Install from package
Pre-built packages for Windows, macOS, and Linux are found on the Releases page.
Managed packages are in Homebrew, Debian, Ubuntu, Fedora, Arch Linux, Void Linux, Gentoo, and more!
Install from source
See BUILD.md and supported platforms for details.
The build is CMake-based, but a Makefile is provided as a convenience. After installing the dependencies, run the following command.
make CMAKE_BUILD_TYPE=RelWithDebInfo
sudo make install
To install to a non-default location:
make CMAKE_BUILD_TYPE=RelWithDebInfo CMAKE_INSTALL_PREFIX=/full/path/
make install
CMake hints for inspecting the build:
cmake --build build --target helplists all build targets.build/CMakeCache.txt(orcmake -LAH build/) contains the resolved values of all CMake variables.build/compile_commands.jsonshows the full compiler invocations for each translation unit.
Transitioning from Vim
See :help nvim-from-vim for instructions.
Project layout
├─ cmake/ CMake utils
├─ cmake.config/ CMake defines
├─ cmake.deps/ subproject to fetch and build dependencies (optional)
├─ runtime/ plugins and docs
├─ src/nvim/ application source code (see src/nvim/README.md)
│ ├─ api/ API subsystem
│ ├─ eval/ Vimscript subsystem
│ ├─ event/ event-loop subsystem
│ ├─ generators/ code generation (pre-compilation)

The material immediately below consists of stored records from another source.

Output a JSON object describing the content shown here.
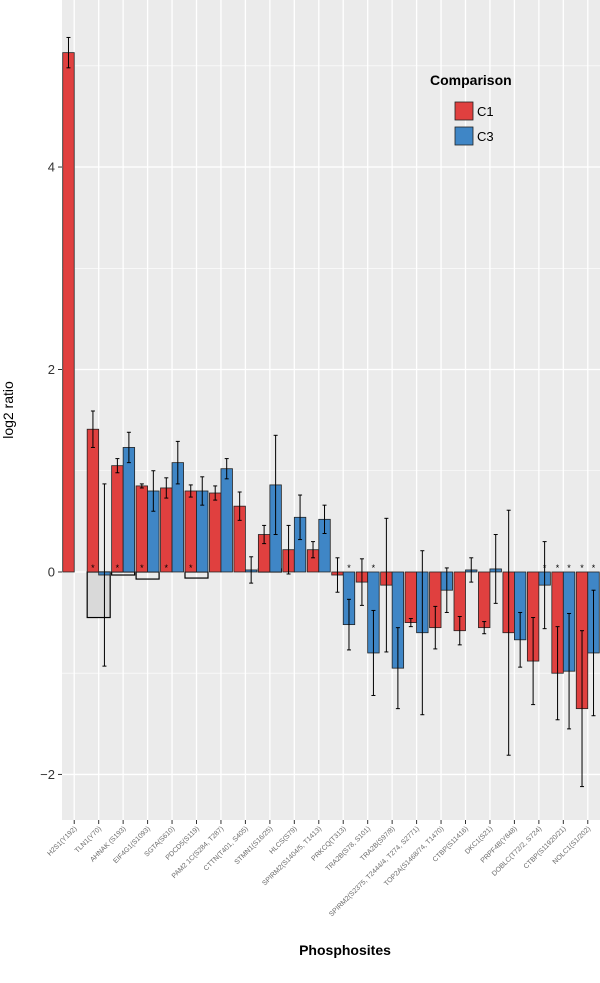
{
  "colors": {
    "panel": "#ebebeb",
    "grid": "#ffffff",
    "C1": "#e0403f",
    "C3": "#3f86c6",
    "star": "#000000"
  },
  "chart_data": {
    "type": "bar",
    "xlabel": "Phosphosites",
    "ylabel": "log2 ratio",
    "ylim": [
      -2.45,
      5.65
    ],
    "yticks": [
      -2,
      0,
      2,
      4
    ],
    "ytick_labels": [
      "−2",
      "0",
      "2",
      "4"
    ],
    "grid": true,
    "legend": {
      "title": "Comparison",
      "position": "top-right",
      "entries": [
        "C1",
        "C3"
      ]
    },
    "categories": [
      "H2S1(Y192)",
      "TLN1(Y70)",
      "AHNAK (S193)",
      "EIF4G1(S1093)",
      "SGTA(S610)",
      "PDCD5(S119)",
      "PAM2 1C(S284, T287)",
      "CTTN(T401, S405)",
      "STMN1(S16/25)",
      "HLCS(S79)",
      "SPIRM2(S1404/5, T1413)",
      "PRKCQ(T313)",
      "TRA2B(S78, S101)",
      "TRA2B(S97/8)",
      "SPIRM2(S2375, T2444/4, T274, S2771)",
      "TOP2A(S1468/74, T1470)",
      "CTBP(S11416)",
      "DKC1(S21)",
      "PRPF4B(Y848)",
      "DOBLC(T72/2, S724)",
      "CTBP(S11920/21)",
      "NOLC1(S1/202)"
    ],
    "series": [
      {
        "name": "C1",
        "values": [
          5.13,
          1.41,
          1.05,
          0.85,
          0.83,
          0.8,
          0.78,
          0.65,
          0.37,
          0.22,
          0.22,
          -0.03,
          -0.1,
          -0.13,
          -0.5,
          -0.55,
          -0.58,
          -0.55,
          -0.6,
          -0.88,
          -1.0,
          -1.35
        ],
        "errors": [
          0.15,
          0.18,
          0.07,
          0.02,
          0.1,
          0.06,
          0.07,
          0.14,
          0.09,
          0.24,
          0.08,
          0.17,
          0.23,
          0.66,
          0.04,
          0.21,
          0.14,
          0.06,
          1.21,
          0.43,
          0.46,
          0.77
        ],
        "significant": [
          false,
          false,
          false,
          false,
          false,
          false,
          false,
          false,
          false,
          false,
          false,
          false,
          false,
          false,
          false,
          false,
          false,
          false,
          false,
          false,
          true,
          true
        ]
      },
      {
        "name": "C3",
        "values": [
          null,
          -0.03,
          1.23,
          0.8,
          1.08,
          0.8,
          1.02,
          0.02,
          0.86,
          0.54,
          0.52,
          -0.52,
          -0.8,
          -0.95,
          -0.6,
          -0.18,
          0.02,
          0.03,
          -0.67,
          -0.13,
          -0.98,
          -0.8
        ],
        "errors": [
          0,
          0.9,
          0.15,
          0.2,
          0.21,
          0.14,
          0.1,
          0.13,
          0.49,
          0.22,
          0.14,
          0.25,
          0.42,
          0.4,
          0.81,
          0.22,
          0.12,
          0.34,
          0.27,
          0.43,
          0.57,
          0.62
        ],
        "significant": [
          false,
          false,
          false,
          false,
          false,
          false,
          false,
          false,
          false,
          false,
          false,
          true,
          true,
          false,
          false,
          false,
          false,
          false,
          false,
          true,
          true,
          true
        ]
      }
    ],
    "unshaded_bars": [
      {
        "category": "TLN1(Y70)",
        "value": -0.45
      },
      {
        "category": "AHNAK (S193)",
        "value": -0.03
      },
      {
        "category": "EIF4G1(S1093)",
        "value": -0.07
      },
      {
        "category": "PDCD5(S119)",
        "value": -0.06
      },
      {
        "category": "STMN1(S16/25)",
        "value": 0.03
      }
    ],
    "base_stars": [
      1,
      2,
      3,
      4,
      5
    ],
    "significance_marker": "*"
  }
}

│ ├─ lib/ generic data structures
│ ├─ lua/ Lua subsystem
│ ├─ msgpack_rpc/ RPC subsystem
│ ├─ os/ low-level platform code
│ └─ tui/ built-in UI
└─ test/ tests (see test/README.md)
License
Neovim contributions since b17d96 are licensed under the
Apache 2.0 license, except for contributions copied from Vim (identified by the
vim-patch token). See LICENSE for details.
Vim is Charityware. You can use and copy it as much as you like, but you are
encouraged to make a donation for needy children in Uganda. Please see the
kcc section of the vim docs or visit the ICCF web site, available at these URLs:
https://iccf-holland.org/
https://www.vim.org/iccf/
https://www.iccf.nl/
You can also sponsor the development of Vim. Vim sponsors can vote for
features. The money goes to Uganda anyway.